Beyond post docs, this will have a huge effect on lab techs! All of my techs work more than 40 hours a week…
with the justification:
The techs are mini grad students. First or second year out of college, with their own projects, working for a while before applying to grad school.
drugmonkey says in response: So what?
To which I add: are you kidding me? Techs are not mini-anything. They are techs. They may have more or less responsibility. They may have their own projects or not. They may want to go to grad school or med school or just pay back educational debt. And, while it is always best to work on the basis that other people are honest and forthright, it is not always so. A tech, who wants a job with you, may say what they think you want to hear. I know lots of basic science types who are not enthusiastic about pre-meds, and most pre-meds know this. You are not going to be privy to what they may truly think and want. They may not know what they think and want.
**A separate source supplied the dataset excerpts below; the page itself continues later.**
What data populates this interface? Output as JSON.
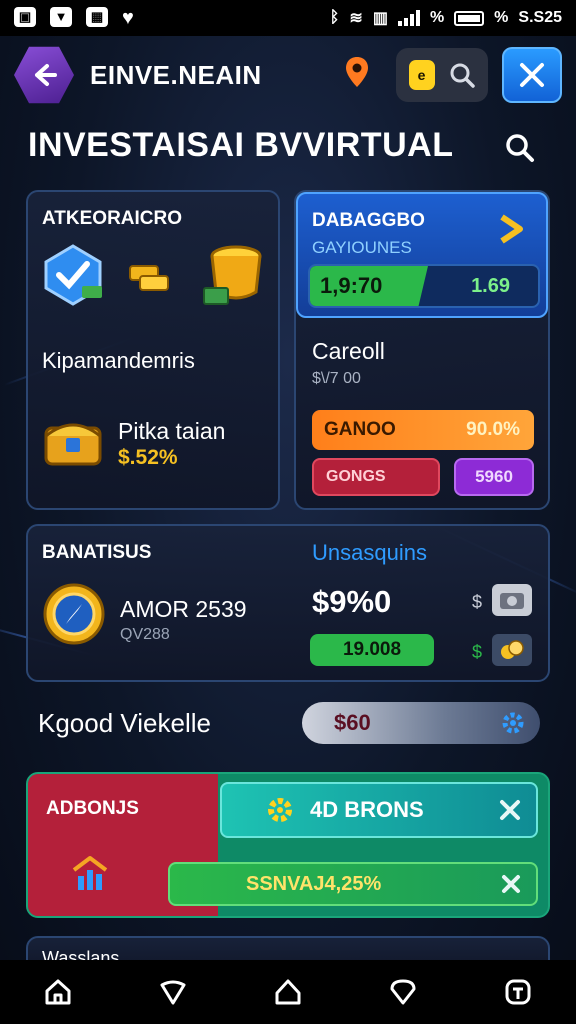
{
  "status_bar": {
    "left_icons": [
      "notification-icon",
      "notification-icon",
      "notification-icon",
      "heart-icon"
    ],
    "battery_text": "%",
    "percent_text": "%",
    "time": "S.S25"
  },
  "header": {
    "title": "EINVE.NEAIN",
    "coin_glyph": "e"
  },
  "page": {
    "title": "INVESTAISAI BVVIRTUAL"
  },
  "left_panel": {
    "heading": "ATKEORAICRO",
    "label_middle": "Kipamandemris",
    "item_name": "Pitka taian",
    "item_value": "$.52%"
  },
  "right_panel": {
    "title_top": "DABAGGBO",
    "subtitle": "GAYIOUNES",
    "bar_value_left": "1,9:70",
    "bar_value_right": "1.69",
    "label": "Careoll",
    "sublabel": "$\\/7 00",
    "orange_label": "GANOO",
    "orange_value": "90.0%",
    "red_label": "GONGS",
    "purple_value": "5960"
  },
  "mid_panel": {
    "heading": "BANATISUS",
    "right_heading": "Unsasquins",
    "item_name": "AMOR 2539",
    "item_sub": "QV288",
    "big_value": "$9%0",
    "green_value": "19.008",
    "dollar_top": "$",
    "dollar_bottom": "$"
  },
  "row": {
    "label": "Kgood Viekelle",
    "value": "$60"
  },
  "bottom_panel": {
    "left_label": "ADBONJS",
    "top_label": "4D BRONS",
    "bottom_value": "SSNVAJ4,25%"
  },
  "peek_panel": {
    "label": "Wasslans"
  },
  "colors": {
    "accent_blue": "#1f8bff",
    "green": "#2bb84a",
    "orange": "#ff8a1f",
    "red": "#b4203a",
    "purple": "#8d2bd6",
    "teal": "#1aa7a0",
    "gold": "#f5c022"
  }
}
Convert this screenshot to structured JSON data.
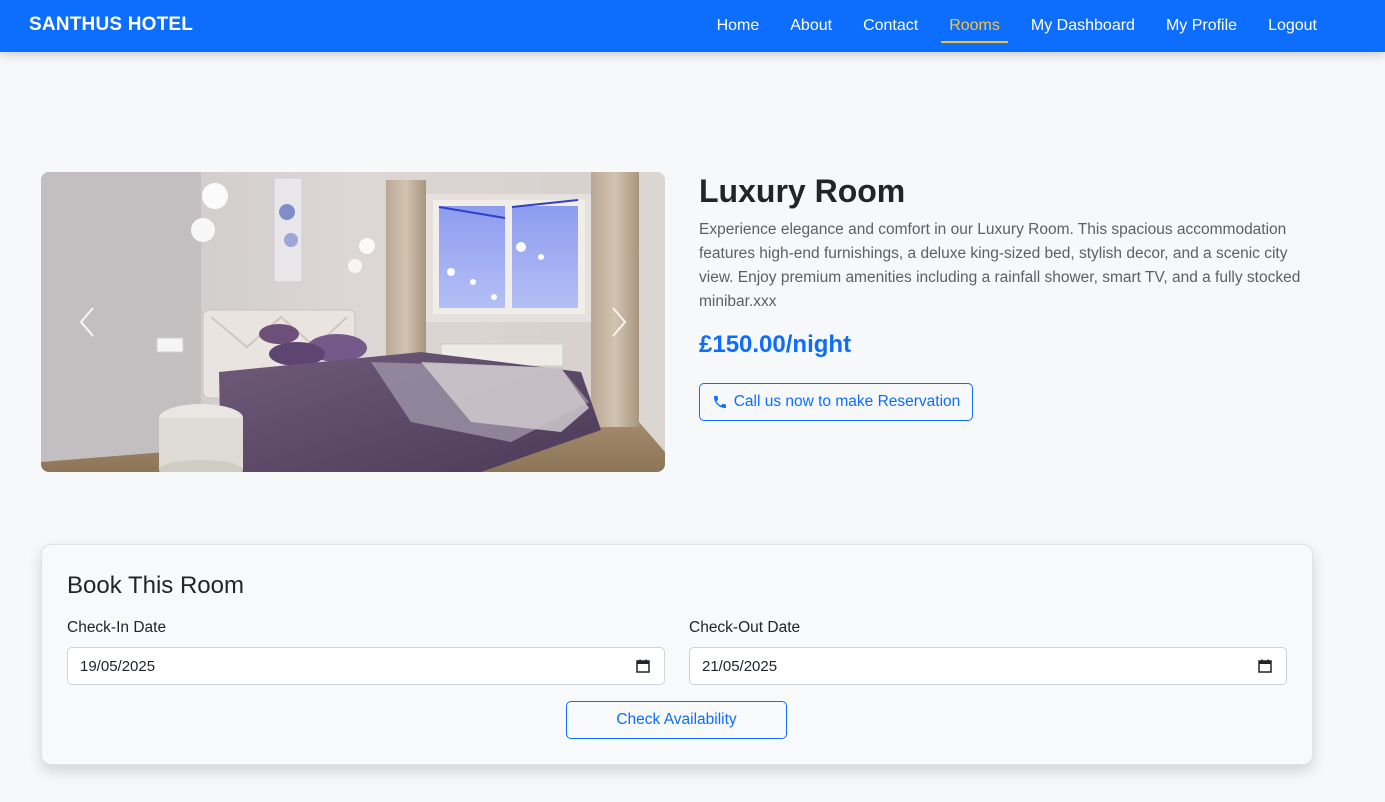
{
  "brand": "SANTHUS HOTEL",
  "nav": {
    "home": "Home",
    "about": "About",
    "contact": "Contact",
    "rooms": "Rooms",
    "dashboard": "My Dashboard",
    "profile": "My Profile",
    "logout": "Logout",
    "active": "Rooms"
  },
  "room": {
    "title": "Luxury Room",
    "description": "Experience elegance and comfort in our Luxury Room. This spacious accommodation features high-end furnishings, a deluxe king-sized bed, stylish decor, and a scenic city view. Enjoy premium amenities including a rainfall shower, smart TV, and a fully stocked minibar.xxx",
    "price": "£150.00/night",
    "call_button": "Call us now to make Reservation"
  },
  "booking": {
    "title": "Book This Room",
    "checkin_label": "Check-In Date",
    "checkin_value": "19/05/2025",
    "checkout_label": "Check-Out Date",
    "checkout_value": "21/05/2025",
    "check_button": "Check Availability"
  },
  "colors": {
    "primary": "#0d6efd",
    "active_nav": "#f4c542",
    "background": "#f6f8fa"
  },
  "icons": {
    "carousel_prev": "chevron-left-icon",
    "carousel_next": "chevron-right-icon",
    "call": "phone-icon",
    "calendar": "calendar-icon"
  }
}
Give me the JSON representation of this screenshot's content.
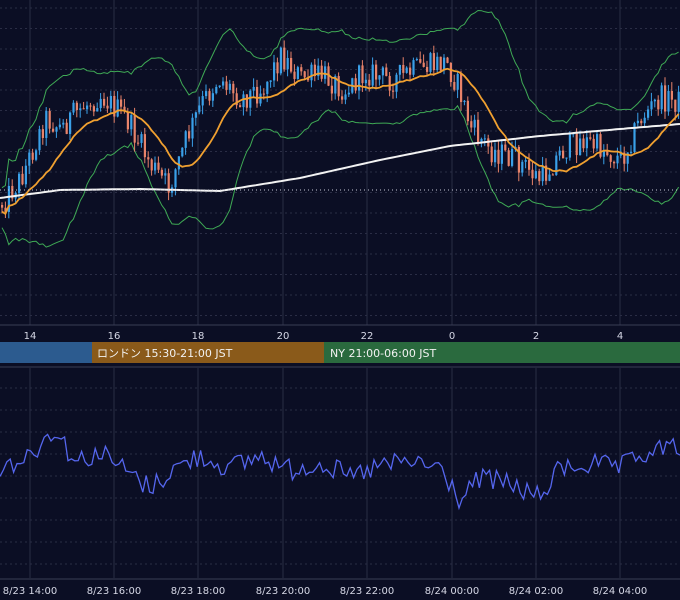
{
  "colors": {
    "background": "#0b0e24",
    "grid": "#2a2d45",
    "candle_up": "#3aa0e8",
    "candle_down": "#e8836a",
    "ma_fast": "#f0a030",
    "ma_slow": "#f2f2f2",
    "bollinger": "#3faa55",
    "oscillator": "#5566ee",
    "session_tokyo": "#2c5b8f",
    "session_london": "#8a5a1a",
    "session_ny": "#2a6a3e"
  },
  "chart_data": [
    {
      "type": "candlestick",
      "title": "",
      "x_tick_labels": [
        "14",
        "16",
        "18",
        "20",
        "22",
        "0",
        "2",
        "4"
      ],
      "overlays": [
        "bollinger-bands",
        "moving-average-fast",
        "moving-average-slow"
      ],
      "reference_line": "dotted horizontal",
      "grid": true
    },
    {
      "type": "line",
      "title": "",
      "x_tick_labels": [
        "8/23 14:00",
        "8/23 16:00",
        "8/23 18:00",
        "8/23 20:00",
        "8/23 22:00",
        "8/24 00:00",
        "8/24 02:00",
        "8/24 04:00"
      ],
      "grid": true
    }
  ],
  "sessions": [
    {
      "label": ""
    },
    {
      "label": "ロンドン 15:30-21:00 JST"
    },
    {
      "label": "NY 21:00-06:00 JST"
    }
  ]
}
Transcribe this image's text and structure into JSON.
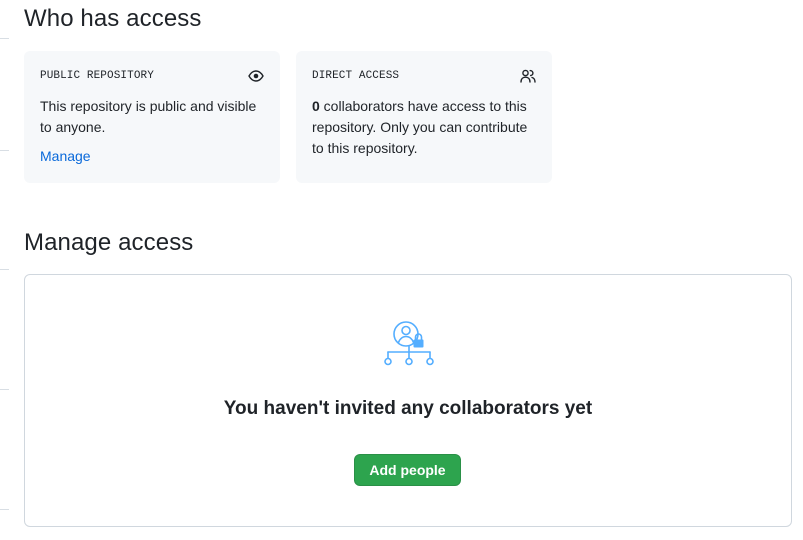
{
  "who_has_access": {
    "title": "Who has access",
    "public_card": {
      "label": "PUBLIC REPOSITORY",
      "icon": "eye-icon",
      "text": "This repository is public and visible to anyone.",
      "link": "Manage"
    },
    "direct_card": {
      "label": "DIRECT ACCESS",
      "icon": "people-icon",
      "count": "0",
      "text": " collaborators have access to this repository. Only you can contribute to this repository."
    }
  },
  "manage_access": {
    "title": "Manage access",
    "blankslate_icon": "collaborators-lock-icon",
    "message": "You haven't invited any collaborators yet",
    "button_label": "Add people"
  },
  "colors": {
    "link": "#0969da",
    "primary_button": "#2da44e",
    "card_background": "#f6f8fa",
    "illustration": "#54aeff"
  }
}
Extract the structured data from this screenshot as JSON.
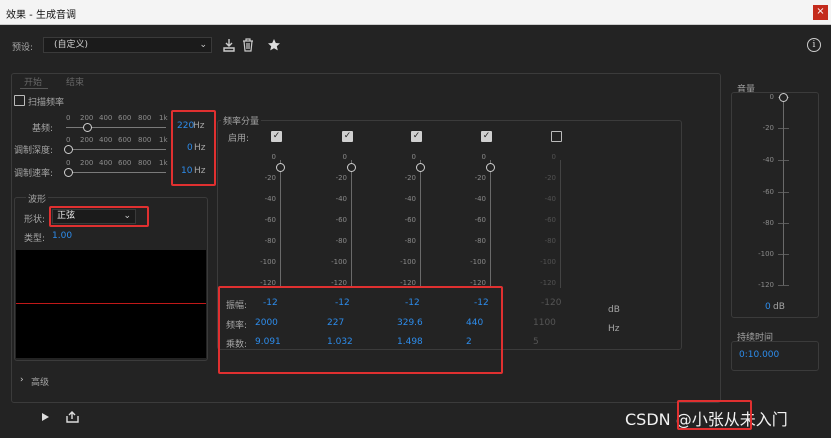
{
  "window": {
    "title": "效果 - 生成音调",
    "close": "×"
  },
  "toolbar": {
    "preset_label": "预设:",
    "preset_value": "(自定义)",
    "info": "i"
  },
  "tabs": [
    "开始",
    "结束"
  ],
  "sweep": {
    "label": "扫描频率",
    "checked": false
  },
  "base": {
    "label": "基频:",
    "value": "220",
    "unit": "Hz",
    "scale": [
      "0",
      "200",
      "400",
      "600",
      "800",
      "1k"
    ]
  },
  "moddepth": {
    "label": "调制深度:",
    "value": "0",
    "unit": "Hz",
    "scale": [
      "0",
      "200",
      "400",
      "600",
      "800",
      "1k"
    ]
  },
  "modrate": {
    "label": "调制速率:",
    "value": "10",
    "unit": "Hz",
    "scale": [
      "0",
      "200",
      "400",
      "600",
      "800",
      "1k"
    ]
  },
  "waveform": {
    "title": "波形",
    "shape_label": "形状:",
    "shape_value": "正弦",
    "type_label": "类型:",
    "type_value": "1.00"
  },
  "components": {
    "title": "频率分量",
    "enable_label": "启用:",
    "ticks": [
      "0",
      "-20",
      "-40",
      "-60",
      "-80",
      "-100",
      "-120"
    ],
    "columns": [
      {
        "enabled": true,
        "amp": "-12",
        "freq": "2000",
        "mult": "9.091",
        "ticks": [
          "0",
          "-20",
          "-40",
          "-60",
          "-80",
          "-100",
          "-120"
        ]
      },
      {
        "enabled": true,
        "amp": "-12",
        "freq": "227",
        "mult": "1.032",
        "ticks": [
          "0",
          "-20",
          "-40",
          "-60",
          "-80",
          "-100",
          "-120"
        ]
      },
      {
        "enabled": true,
        "amp": "-12",
        "freq": "329.6",
        "mult": "1.498",
        "ticks": [
          "0",
          "-20",
          "-40",
          "-60",
          "-80",
          "-100",
          "-120"
        ]
      },
      {
        "enabled": true,
        "amp": "-12",
        "freq": "440",
        "mult": "2",
        "ticks": [
          "0",
          "-20",
          "-40",
          "-60",
          "-80",
          "-100",
          "-120"
        ]
      },
      {
        "enabled": false,
        "amp": "-120",
        "freq": "1100",
        "mult": "5",
        "ticks": [
          "0",
          "-20",
          "-40",
          "-60",
          "-80",
          "-100",
          "-120"
        ]
      }
    ],
    "amp_label": "振幅:",
    "freq_label": "频率:",
    "mult_label": "乘数:",
    "db_unit": "dB",
    "hz_unit": "Hz"
  },
  "volume": {
    "title": "音量",
    "ticks": [
      "0",
      "-20",
      "-40",
      "-60",
      "-80",
      "-100",
      "-120"
    ],
    "value": "0",
    "unit": "dB"
  },
  "duration": {
    "title": "持续时间",
    "value": "0:10.000"
  },
  "advanced": {
    "label": "高级"
  },
  "watermark": "CSDN @小张从未入门",
  "colors": {
    "accent": "#2d8ceb",
    "highlight": "#e03030",
    "close": "#c42b1c"
  }
}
While working for you, your technicians are not getting course credit for what they do in your lab. They may be learning skills, but the ones you want and need and chose for them. You are paying fringe benefits not for a student, but for an employee, and these benefits are different at most places. These techs have a job to do. Most PI's I know would not tolerate in a tech what they do in a student. Most PI's have very different expectations of a tech than a student. You may say "this is not me, of course I treat everyone in my lab equally", and I will laugh. The people who are the most unequal in treatment, in my experience, are the ones who claim equality.
But the bottom-most line of the bottom lines is that they are human beings, working a job. One could argue that lower-level managers at fast food places want to move up. They are training to become something more than a low level manager. The whole point of the law is that it doesn't matter what you are or are not training for. Someone who is working a job that pays less than $47.4K gets overtime.
Personally, I dislike the exemptions. But a line needs to be drawn somewhere. There is a distinction between students and techs (leaving aside the postdoc issues, for now). If you have one tech who is "mini-training" and another who is not, does the one who is not training get overtime pay, and the one who is training does not? Your perception of their future is not where the line is drawn between exempt and non-exempt. The line drawn is between students who are registered and technicians who are not.
Ultimately, this tech may apply, and even go, to grad school. Maybe they won't. Maybe their experience with you will change their mind about future goals. But at this moment, their plans, whatever they are and whether you know them or not, do not change the contractual nature of the relationship between you and them. And that contract is governed by certain very specific laws in the United States.